こうした地道な取り組みを続けた結果が、開店当日の行列という成果につながったようだ。さらに青と黄色で彩られた外観の店舗に、たくさんの人だかりという異様な光景になったことで、「アンティ・アンズに関するTwitter上の投稿は何十倍にも膨れ上がった」(井川氏)。ネットのクチコミがリアルの行列となり、再びネットのクチコミを喚起しながら来店者が増えていくという好循環を生み出している。
今年に入って、2月には秋葉原店を開店し、3店舗目として3月に二子玉川店をオープンさせた。いずれも人気を博している。年内には首都圏の店舗数を約10店舗まで増やす計画となっており、今後5年間で国内に100店舗の展開を目指すという。
順風満帆に見える同社だが、課題もないわけではない。
アンティ・アンズの日本展開は、経営コンサルティング事業のリヴァンプ(東京都港区)が手掛けている。
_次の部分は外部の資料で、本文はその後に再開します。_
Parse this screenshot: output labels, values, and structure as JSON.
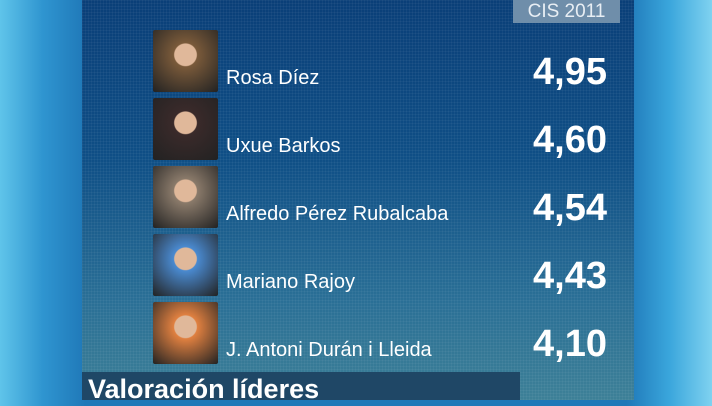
{
  "badge": "CIS 2011",
  "title": "Valoración líderes",
  "chart_data": {
    "type": "table",
    "title": "Valoración líderes",
    "source": "CIS 2011",
    "rows": [
      {
        "name": "Rosa Díez",
        "value": "4,95",
        "photo_color": "#7a5a3a"
      },
      {
        "name": "Uxue Barkos",
        "value": "4,60",
        "photo_color": "#3a2a2a"
      },
      {
        "name": "Alfredo Pérez Rubalcaba",
        "value": "4,54",
        "photo_color": "#8a7a6a"
      },
      {
        "name": "Mariano Rajoy",
        "value": "4,43",
        "photo_color": "#4a8ad0"
      },
      {
        "name": "J. Antoni Durán i Lleida",
        "value": "4,10",
        "photo_color": "#e08040"
      }
    ]
  }
}
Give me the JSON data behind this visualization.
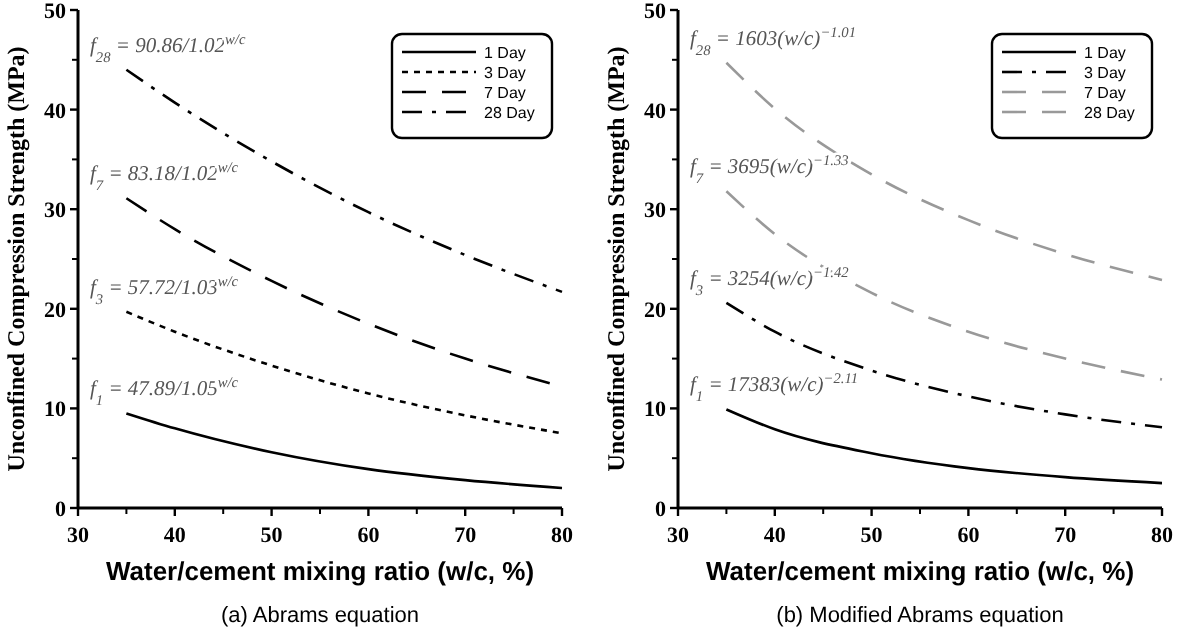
{
  "chart_data": [
    {
      "type": "line",
      "title": "(a)  Abrams equation",
      "xlabel": "Water/cement mixing ratio (w/c, %)",
      "ylabel": "Unconfined Compression Strength (MPa)",
      "x": [
        35,
        40,
        50,
        60,
        70,
        80
      ],
      "xlim": [
        30,
        80
      ],
      "xticks": [
        30,
        40,
        50,
        60,
        70,
        80
      ],
      "ylim": [
        0,
        50
      ],
      "yticks": [
        0,
        10,
        20,
        30,
        40,
        50
      ],
      "grid": false,
      "legend": "top right",
      "marker": "none",
      "series": [
        {
          "name": "1 Day",
          "color": "#000000",
          "line_style": "solid",
          "values": [
            9.5,
            8.0,
            5.6,
            3.9,
            2.8,
            2.0
          ]
        },
        {
          "name": "3 Day",
          "color": "#000000",
          "line_style": "dotted",
          "values": [
            19.7,
            17.7,
            14.3,
            11.5,
            9.3,
            7.5
          ]
        },
        {
          "name": "7 Day",
          "color": "#000000",
          "line_style": "dashed",
          "values": [
            31.1,
            28.0,
            22.8,
            18.5,
            15.0,
            12.2
          ]
        },
        {
          "name": "28 Day",
          "color": "#000000",
          "line_style": "dashdot",
          "values": [
            44.0,
            40.7,
            34.8,
            29.7,
            25.4,
            21.7
          ]
        }
      ],
      "annotations": [
        "f$_{28}$ = 90.86/1.02$^{w/c}$",
        "f$_{7}$ = 83.18/1.02$^{w/c}$",
        "f$_{3}$ = 57.72/1.03$^{w/c}$",
        "f$_{1}$ = 47.89/1.05$^{w/c}$"
      ]
    },
    {
      "type": "line",
      "title": "(b)  Modified Abrams equation",
      "xlabel": "Water/cement mixing ratio (w/c, %)",
      "ylabel": "Unconfined Compression Strength (MPa)",
      "x": [
        35,
        40,
        50,
        60,
        70,
        80
      ],
      "xlim": [
        30,
        80
      ],
      "xticks": [
        30,
        40,
        50,
        60,
        70,
        80
      ],
      "ylim": [
        0,
        50
      ],
      "yticks": [
        0,
        10,
        20,
        30,
        40,
        50
      ],
      "grid": false,
      "legend": "top right",
      "marker": "none",
      "series": [
        {
          "name": "1 Day",
          "color": "#000000",
          "line_style": "solid",
          "values": [
            9.9,
            7.9,
            5.5,
            4.0,
            3.1,
            2.5
          ]
        },
        {
          "name": "3 Day",
          "color": "#000000",
          "line_style": "dashdot",
          "values": [
            20.6,
            17.7,
            13.8,
            11.2,
            9.4,
            8.1
          ]
        },
        {
          "name": "7 Day",
          "color": "#999999",
          "line_style": "dashed",
          "values": [
            31.8,
            27.5,
            21.6,
            17.7,
            15.0,
            12.9
          ]
        },
        {
          "name": "28 Day",
          "color": "#999999",
          "line_style": "dashed",
          "values": [
            44.7,
            40.1,
            33.5,
            28.9,
            25.5,
            22.9
          ]
        }
      ],
      "annotations": [
        "f$_{28}$ = 1603(w/c)$^{−1.01}$",
        "f$_{7}$ = 3695(w/c)$^{−1.33}$",
        "f$_{3}$ = 3254(w/c)$^{−1.42}$",
        "f$_{1}$ = 17383(w/c)$^{−2.11}$"
      ]
    }
  ]
}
リヴァンプは、人気ドーナツ店「クリスピー・クリーム・ドーナツ」の日本展開を支援し、オープン当初は人で溢れかえらせた実績がある。数時間待ちも珍しくなかった。しかし現在では、都内店舗に関するクチコミとして、「並ばなくても購入できた」といった声も少なくない。
今は人気のアンティ・アンズも、ゆくゆくはこうした状況に直面する可能性は高いと井川氏はみる。そのためオープン当初だけでなく、ソーシャルメディアを継続的に活用して、顧客との対話を日々続けている。人気があるうちこそ、「かく」のはあぐらではなく、ソーシャルメディアへの投稿文面ということのようだ。